I learned what it meant to be lovable.
I have waited my whole life for someone else who will see the world the way I do. Someone who will not look at me as someone whose ptsd or CTE or CVS (lots of Cs) or useless degree from a nothing university or unnecessary graduate degree from a less than nothing university….someone who will not look at me as someone whose problems disqualify me from being worthy of love, or worse, worthy of respect. Someone who will ask me what I want and what I need, rather than tell me what I ought to want or ought to need.
I struggled my way out of hell and I lost parts of myself along the way. So many people would tell me that the fact I lost these parts of myself is evidence I am incompetent at being human, or crazy, or too flawed to be loved.
Once upon a time, all I wanted was to find the boy who was mine. Someone who would teach me the constellations and watch Star Trek with me and make me laugh and pick wildflowers on a hillside and lay down under a tree and make me feel safe and make me feel better than safe.
I never learned the words to that song. I still don’t know the words, not exactly, how could I? My mother is my father’s doll. He jerks her strings like she is a marionette and their life is a performance for an invisible audience. My parents are all alone, with just each other. He is the family golden boy but no one wants to be anywhere near him. Everyone wants to be near me, to cuddle me and lick the honey from my arms, until that is I raise my voice.
We all learn what it means to be loved from our families, I suppose. Boys learn that status and competition and winning and coming out ahead will bring validation, and emotions will bring disgust or rejection. Girls learn that opening our mouths is always the wrong move, our sexuality is a weapon god holds like a dagger to our throat, and truly wanting something means we will never get it and will be laughed at besides.
I want to be seen for all my brokenness. I do not want to be looked at as though I were thinner and blonder and powerful and more successful in ways my identities prevent. I am not a goddess among men, in this society we are in. I am a girl writing missives to a boy who stopped listening the moment I knew what to say.

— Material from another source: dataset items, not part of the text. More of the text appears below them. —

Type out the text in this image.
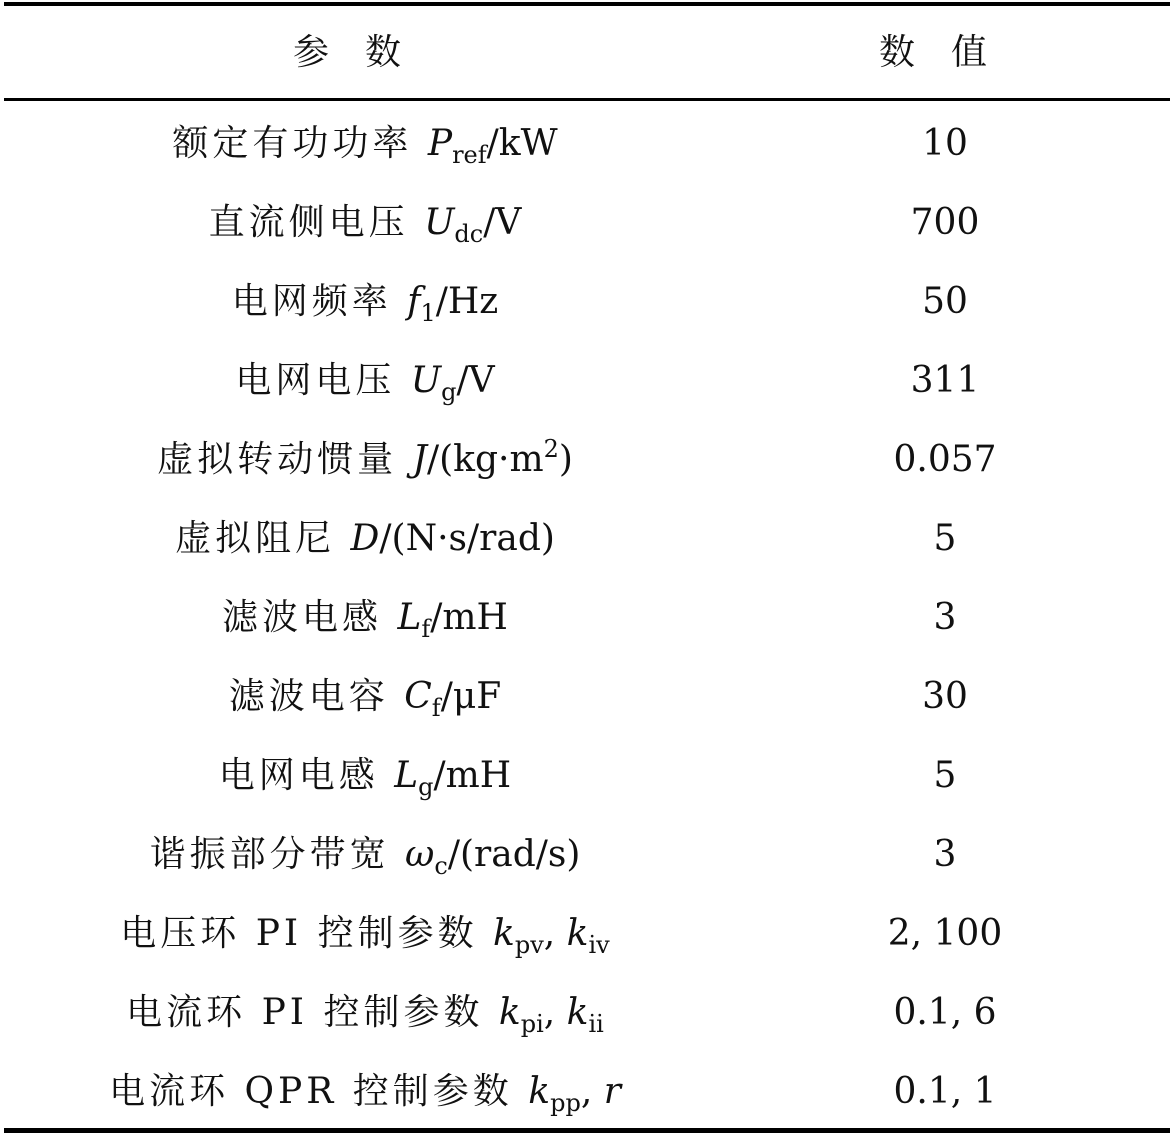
参数	数值
额定有功功率 $P_{ref}/kW$	10
直流侧电压 $U_{dc}/V$	700
电网频率 $f_1/Hz$	50
电网电压 $U_g/V$	311
虚拟转动惯量 $J/(kg\cdot m^2)$	0.057
虚拟阻尼 D/(N·s/rad)	5
滤波电感 $L_f/mH$	3
滤波电容 $C_f/\mu F$	30
电网电感 $L_g/mH$	5
谐振部分带宽 $\omega_c/(rad/s)$	3
电压环 PI 控制参数 $k_{pv}$, $k_{iv}$	2, 100
电流环 PI 控制参数 $k_{pi}$, $k_{ii}$	0.1, 6
电流环 QPR 控制参数 $k_{pp}$, r	0.1, 1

I fell in love with the part of him he hated most. The part that will never be masculine enough to meet his own standards. We are all I suppose shaped by the conditions we are born into.
Those of us who have been effectively silenced are those of us who everyone else is told ought not speak, or have nothing real to say, or do not deserve to participate in the spiritual component of the body politic.
I have been trying to prove I am smart enough like I have been trying to prove I am sane enough, to be heard. It has not happened yet.
I suppose the world is afraid of my rage. I was never afraid of his grief.
I ran, I suppose. Not from him, but from the ghosts inside my own head.
I have stopped running now. I am not sure that it matters to anyone but myself. But it matters very much to me.
I am not so very many things. I am not a published author. I am not a college professor. I do not have a particularly fancy degree. I do not have a particularly fancy job. My status in this society built on status is a joke.
But I am still here. In spite of it all. Trying to speak. In spite of it all.
And I suspect the people this society has broken the most, have the most important things to say about how to heal it.
I may be crazy, I suppose. But I am also clear-eyed about who I am, about who he is. This boy. And I wish I had met him before he learned what it means to love a girl like a man. I wish I had met him before I learned what it means to be a girl who can be loved, and Jewish, and American, in this country, today.
I know what it means to be a man who is lovable or desirable or worthy. I simply happen to disagree.
I think I know what it means to be a person who is lovable. And I think perhaps that is the one thing I can do. Better than anyone.
But not if I also am someone who is not beautiful or healthy or able-bodied or perfect enough to be listened to. If those are the terms of what it means to deserve a voice in this world.
I want to wake up in a world that is different from this one. Where I can want him for the reasons I want him, and he will listen to me when I tell him.
I have been trying to build that world but I have been building along for so long. But what can I do, but keep trying?